Josh had off work Monday & the forecast looked perfect, so him, Nathan & I loaded up the Mako & ran 12 miles to try to find some AJs. We definitely found plenty, but they wouldn't touch anything. Tried freelining live bait, chunking, & dropping jigs & they wouldn't touch any of it. Nathan actually started cutting up ruby red lips & got them chummed up within 10' of the boat, but they wouldn't touch any chunks with hooks in them. Some huge red snapper came up & started eating all the chunked up rubies as well. It was cool to see, but super frustrating! Did have a few shots at hookups with AJs but just couldn't capitalize. No breakoffs, but pulled hooks were the name of the game. ALSO very frustrating. All we ended up landing were some strange looking red fish which appear to be a part of the snapper family? Someone enlighten me, because I've never seen one of these fish before. Surely they're endangered! Nathan really was pretty happy to catch his biggest ARS though, which measured at 29'' & was super fat. Also had a big turtle hanging near the boat for most of the trip too, which I tried to get a picture of but didn't do so well. Enjoyed a great sunset on the water & then made the run back in to go relax for a while. Beautiful day on the water, that's for sure!

*Tally for the day:*

*Me:* :no:
*Josh:* 18,302 ruby redlips
*Nathan:* A small ARS, a 29'' fat ARS (new personal record), & 17.2 billion ruby redlips

Tight lines everyone!


----------



## submariner (Oct 2, 2007)

looks like a nice day plus you had something pull your line


----------



## badonskybuccaneers (Aug 19, 2013)

Sorry to hear about your tough luck with the AJs. Nice looking day on the water! Thanks for sharing!


----------



## sniperpeeps (Mar 5, 2011)

Good report, looks like y'all had a beautiful day on the water.

What sized leader and hooks were you using to free line live baits? Sometimes those state water jacks can be leader/tackle shy. I've gone down to 40lb flouro to get a bite before.


----------



## ThaFish (Feb 27, 2013)

sniperpeeps said:


> Good report, looks like y'all had a beautiful day on the water.
> 
> What sized leader and hooks were you using to free line live baits? Sometimes those state water jacks can be leader/tackle shy. I've gone down to 40lb flouro to get a bite before.


I bumped down to 60 lb. with a light wire 5/0 Mustad hoping that that would be the ticket & they still wouldn't eat! I wish I would have had 40 with me, I sure would have tried that. I'll have to keep some lighter stuff with me from now on just in case that happens again. Never realized how finicky they could be!


----------



## Reel Sick (May 4, 2009)

Awesome pictures man looked nice out there.


----------



## ThaFish (Feb 27, 2013)

Reel Sick said:


> Awesome pictures man looked nice out there.

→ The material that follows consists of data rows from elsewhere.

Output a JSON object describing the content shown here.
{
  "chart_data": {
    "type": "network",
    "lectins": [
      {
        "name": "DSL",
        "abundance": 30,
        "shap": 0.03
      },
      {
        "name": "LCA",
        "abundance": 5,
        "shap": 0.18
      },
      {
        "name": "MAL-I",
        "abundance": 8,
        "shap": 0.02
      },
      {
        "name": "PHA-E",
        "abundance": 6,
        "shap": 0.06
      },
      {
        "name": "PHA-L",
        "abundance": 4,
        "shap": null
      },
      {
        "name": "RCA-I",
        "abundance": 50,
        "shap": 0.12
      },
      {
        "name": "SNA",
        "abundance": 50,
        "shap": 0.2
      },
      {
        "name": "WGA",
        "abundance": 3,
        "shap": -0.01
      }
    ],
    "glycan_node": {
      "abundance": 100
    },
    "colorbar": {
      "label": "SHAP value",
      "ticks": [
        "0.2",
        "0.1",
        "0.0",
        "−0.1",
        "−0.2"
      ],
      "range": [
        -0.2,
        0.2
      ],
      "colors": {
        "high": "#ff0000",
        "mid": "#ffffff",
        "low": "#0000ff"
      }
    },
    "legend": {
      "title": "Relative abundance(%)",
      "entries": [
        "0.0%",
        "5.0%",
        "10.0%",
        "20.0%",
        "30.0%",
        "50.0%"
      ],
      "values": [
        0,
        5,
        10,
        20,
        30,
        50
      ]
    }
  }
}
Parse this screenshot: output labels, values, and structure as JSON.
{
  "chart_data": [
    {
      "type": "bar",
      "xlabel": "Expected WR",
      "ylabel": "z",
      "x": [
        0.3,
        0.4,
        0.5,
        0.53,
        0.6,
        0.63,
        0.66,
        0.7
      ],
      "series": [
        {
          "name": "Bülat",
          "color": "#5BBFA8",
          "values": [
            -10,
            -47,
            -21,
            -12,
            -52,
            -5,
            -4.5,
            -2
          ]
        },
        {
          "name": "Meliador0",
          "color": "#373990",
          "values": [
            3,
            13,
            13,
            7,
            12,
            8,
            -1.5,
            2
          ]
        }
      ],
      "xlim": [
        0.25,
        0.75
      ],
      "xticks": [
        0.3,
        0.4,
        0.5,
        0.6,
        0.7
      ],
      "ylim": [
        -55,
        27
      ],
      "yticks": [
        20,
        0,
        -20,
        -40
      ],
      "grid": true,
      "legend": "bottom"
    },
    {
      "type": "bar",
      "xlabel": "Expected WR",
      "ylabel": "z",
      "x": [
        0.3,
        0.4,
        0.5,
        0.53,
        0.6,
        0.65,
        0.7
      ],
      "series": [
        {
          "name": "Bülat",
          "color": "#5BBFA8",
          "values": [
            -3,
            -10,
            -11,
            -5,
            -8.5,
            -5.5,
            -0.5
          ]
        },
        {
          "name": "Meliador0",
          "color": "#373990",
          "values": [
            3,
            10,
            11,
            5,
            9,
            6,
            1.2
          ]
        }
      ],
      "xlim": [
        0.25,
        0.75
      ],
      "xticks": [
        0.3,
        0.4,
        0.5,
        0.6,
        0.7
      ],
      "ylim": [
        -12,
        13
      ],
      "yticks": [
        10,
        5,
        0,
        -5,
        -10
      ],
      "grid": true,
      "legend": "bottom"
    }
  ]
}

It was literally perfect out there! The fishing left a little to be desired, but there's no way we could have complained about the weather!


----------



## KingCrab (Apr 29, 2012)

U didnt show the fish u was not sure about. Prolly a Mexican Snapper?


----------



## Pilar (Oct 28, 2014)

Looks like an awesome day even if the AJ's wouldn't play!


----------



## Reel fishing girl 86 (Sep 4, 2014)

Great fish there guys .... As always your report was awesome


----------



## MoganMan (Feb 24, 2013)

Man I thought chumming was going to turn our luck around but all we got was an awesome, frustrating experience watching half a dozen 30-40lb ajs and monster red snapper eating my chum 10 ft under the boat!


----------



## ThaFish (Feb 27, 2013)

MoganMan said:


> Man I thought chumming was going to turn our luck around but all we got was an awesome, frustrating experience watching half a dozen 30-40lb ajs and monster red snapper eating my chum 10 ft under the boat!


I never thought that seeing so many big fish would have me so frustrated!


----------